Le secret du mercredi

Le secret c'est mon métier. Dans ma carrière, j'en ai protégé plus d'un des secrets.

Et puis j'avais été formé. Je savais que pour qu'un grand secret soit gardé il fallait en créer un second ; plus petit et souvent moins important, pour s'en servir de leurre et ainsi focaliser l'attention des intrigants.



A ce moment-là de ma carrière, mon Président était surnommé le Florentin. Et des mystères il en avait.
Il avait décidé de créer un groupe d'apprentis sorciers qu'il avait installé au château afin de protéger sa personne et son entourage des indiscrets.
Notre service était tombé en disgrâce, et surtout il avait bien trop peur de nos méthodes qui par le passé avaient fait leurs preuves. Pas de bavure, mais des résultats !
Alors une équipe de militaires, à ses ordres, écoutaient les conversations téléphoniques de ceux qui auraient pu connaître le grand secret et le révéler. Un secret d'Etat !

Des dizaines de journalistes, écrivains, comédiens faisaient l'objet d'écoutes illégales !

Le Président vivait de nombreuses vies publiques et privées. Il avait aussi certaines habitudes qui ne facilitaient pas sa protection.
Tous les mercredis, il prenait son super puma de l'école militaire pour une destination qui au début restait inconnue de tous ou de très peu. Par la suite, dès 1994, on apprendra quel était le plan de vol rituel du pilote ! Que le secret longtemps si bien gardé n'était qu'humain.
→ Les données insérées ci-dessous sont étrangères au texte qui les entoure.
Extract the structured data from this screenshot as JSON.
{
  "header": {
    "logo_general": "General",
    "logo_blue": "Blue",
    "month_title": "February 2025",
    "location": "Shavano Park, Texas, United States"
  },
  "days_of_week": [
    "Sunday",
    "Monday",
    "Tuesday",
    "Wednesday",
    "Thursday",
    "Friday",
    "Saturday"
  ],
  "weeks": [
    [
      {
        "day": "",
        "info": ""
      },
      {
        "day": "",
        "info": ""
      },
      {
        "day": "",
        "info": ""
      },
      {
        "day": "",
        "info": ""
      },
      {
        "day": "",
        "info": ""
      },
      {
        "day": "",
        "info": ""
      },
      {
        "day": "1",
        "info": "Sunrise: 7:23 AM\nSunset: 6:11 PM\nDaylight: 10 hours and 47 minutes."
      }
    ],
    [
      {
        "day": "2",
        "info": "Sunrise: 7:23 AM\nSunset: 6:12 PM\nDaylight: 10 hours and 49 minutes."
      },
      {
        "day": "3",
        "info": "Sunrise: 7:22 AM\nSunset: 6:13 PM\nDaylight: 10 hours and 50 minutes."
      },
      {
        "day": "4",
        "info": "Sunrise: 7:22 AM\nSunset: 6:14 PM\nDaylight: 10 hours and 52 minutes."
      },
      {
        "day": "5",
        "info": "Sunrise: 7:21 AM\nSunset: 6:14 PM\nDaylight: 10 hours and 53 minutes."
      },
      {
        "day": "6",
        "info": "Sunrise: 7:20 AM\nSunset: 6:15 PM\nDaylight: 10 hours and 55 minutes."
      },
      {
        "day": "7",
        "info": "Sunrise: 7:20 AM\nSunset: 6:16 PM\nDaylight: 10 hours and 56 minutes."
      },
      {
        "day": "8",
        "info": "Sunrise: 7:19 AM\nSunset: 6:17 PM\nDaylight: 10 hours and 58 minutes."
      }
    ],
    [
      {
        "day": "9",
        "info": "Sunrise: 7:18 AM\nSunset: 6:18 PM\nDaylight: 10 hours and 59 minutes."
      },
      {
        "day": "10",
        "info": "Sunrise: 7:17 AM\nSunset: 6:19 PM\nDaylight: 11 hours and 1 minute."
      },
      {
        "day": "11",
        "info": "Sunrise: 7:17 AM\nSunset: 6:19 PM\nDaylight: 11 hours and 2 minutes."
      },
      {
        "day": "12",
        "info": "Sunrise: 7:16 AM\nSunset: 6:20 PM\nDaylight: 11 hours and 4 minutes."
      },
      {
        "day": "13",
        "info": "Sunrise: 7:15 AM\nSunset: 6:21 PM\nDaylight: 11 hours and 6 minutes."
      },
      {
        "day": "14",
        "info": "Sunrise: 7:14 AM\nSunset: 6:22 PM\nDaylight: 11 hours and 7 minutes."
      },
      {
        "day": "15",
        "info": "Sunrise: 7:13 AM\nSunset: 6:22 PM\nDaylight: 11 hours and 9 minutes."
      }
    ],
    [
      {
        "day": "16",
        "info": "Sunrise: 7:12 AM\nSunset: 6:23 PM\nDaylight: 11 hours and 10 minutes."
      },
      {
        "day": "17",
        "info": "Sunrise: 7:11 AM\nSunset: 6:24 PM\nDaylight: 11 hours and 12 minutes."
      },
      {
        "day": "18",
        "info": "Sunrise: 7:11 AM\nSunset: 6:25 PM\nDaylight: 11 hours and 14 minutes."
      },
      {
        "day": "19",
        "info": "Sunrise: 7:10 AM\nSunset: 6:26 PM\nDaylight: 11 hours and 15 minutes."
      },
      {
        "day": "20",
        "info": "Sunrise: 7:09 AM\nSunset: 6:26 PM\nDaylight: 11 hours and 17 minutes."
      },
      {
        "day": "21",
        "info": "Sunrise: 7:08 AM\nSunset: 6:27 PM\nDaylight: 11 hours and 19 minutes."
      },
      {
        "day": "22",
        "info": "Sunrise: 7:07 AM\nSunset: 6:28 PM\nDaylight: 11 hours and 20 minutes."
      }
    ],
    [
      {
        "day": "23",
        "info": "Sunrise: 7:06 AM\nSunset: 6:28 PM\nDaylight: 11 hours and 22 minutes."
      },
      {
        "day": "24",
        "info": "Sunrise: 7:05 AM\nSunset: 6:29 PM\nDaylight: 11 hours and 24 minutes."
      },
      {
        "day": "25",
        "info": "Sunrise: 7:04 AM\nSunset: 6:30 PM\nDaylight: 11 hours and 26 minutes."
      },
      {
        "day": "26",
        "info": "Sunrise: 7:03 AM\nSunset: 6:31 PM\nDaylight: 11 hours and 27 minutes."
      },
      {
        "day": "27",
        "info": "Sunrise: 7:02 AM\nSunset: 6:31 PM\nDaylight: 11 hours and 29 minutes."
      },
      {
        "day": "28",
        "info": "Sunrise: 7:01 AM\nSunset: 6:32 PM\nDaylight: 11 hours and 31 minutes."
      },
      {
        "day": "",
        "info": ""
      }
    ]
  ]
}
Le secret d'un Président qui aimait les femmes et que celles-ci étaient siennes : mère et fille.

Le super puma atterrissait à Rambouillet, puis une voiture l'emmenait non loin de là, retrouver une alcôve très privée, une autre vie intime...
Un de ses conseillers affirmait que son Président avait fait le choix de vivre sa vie comme s'il était mort, naturellement inspiré par des existences multiples et un don rare d'ubiquité.

Malgré l'omniprésence de ses services de protection rapprochée, il avait réussi à s'organiser ses moments de tranquillité loin du château. Presque en disgrâce aux yeux du Prince, le service à Rambouillet était sur son territoire.

Ayant une bonne connaissance des aspirations culturelles du Président et toujours en contact avec son cabinet, je décidais de proposer à sa garde rapprochée de divulguer à ceux qui voulaient l'entendre la réelle destination des vols du super puma du mercredi : Rambouillet, vallée de Chevreuse...

Je savais qu'il relisait souvent un auteur qui habitait non loin de là : l'auteur du Roi des Aulnes, de Vendredi. M. T. n'était pourtant pas ce qu'on pouvait appeler à l'époque un écrivain de l'intelligentsia de gauche, il avait plutôt une réputation de droite modérée. Je proposais alors aux confidents de communiquer sur les rencontres du Président et de l'écrivain.

Aucun courtisan du château n'aurait osé s'interroger sur ces rendez-vous puisque le Président était socialiste et l'auteur de droite. Demander pourquoi il allait le rejoindre toutes les semaines à coup d'hélicoptère aurait été du plus mauvais effet sous peine de connaître une infortune certaine.

Le secret dès lors pouvait être bien gardé, l'écrivain était devenu notre complice malgré lui. Il tint bon

Presque 20 ans ! Et je suis fier, aujourd'hui et même en paix.

Le stratagème des visites du mercredi à l'auteur de Vendredi, c'était mon petit secret.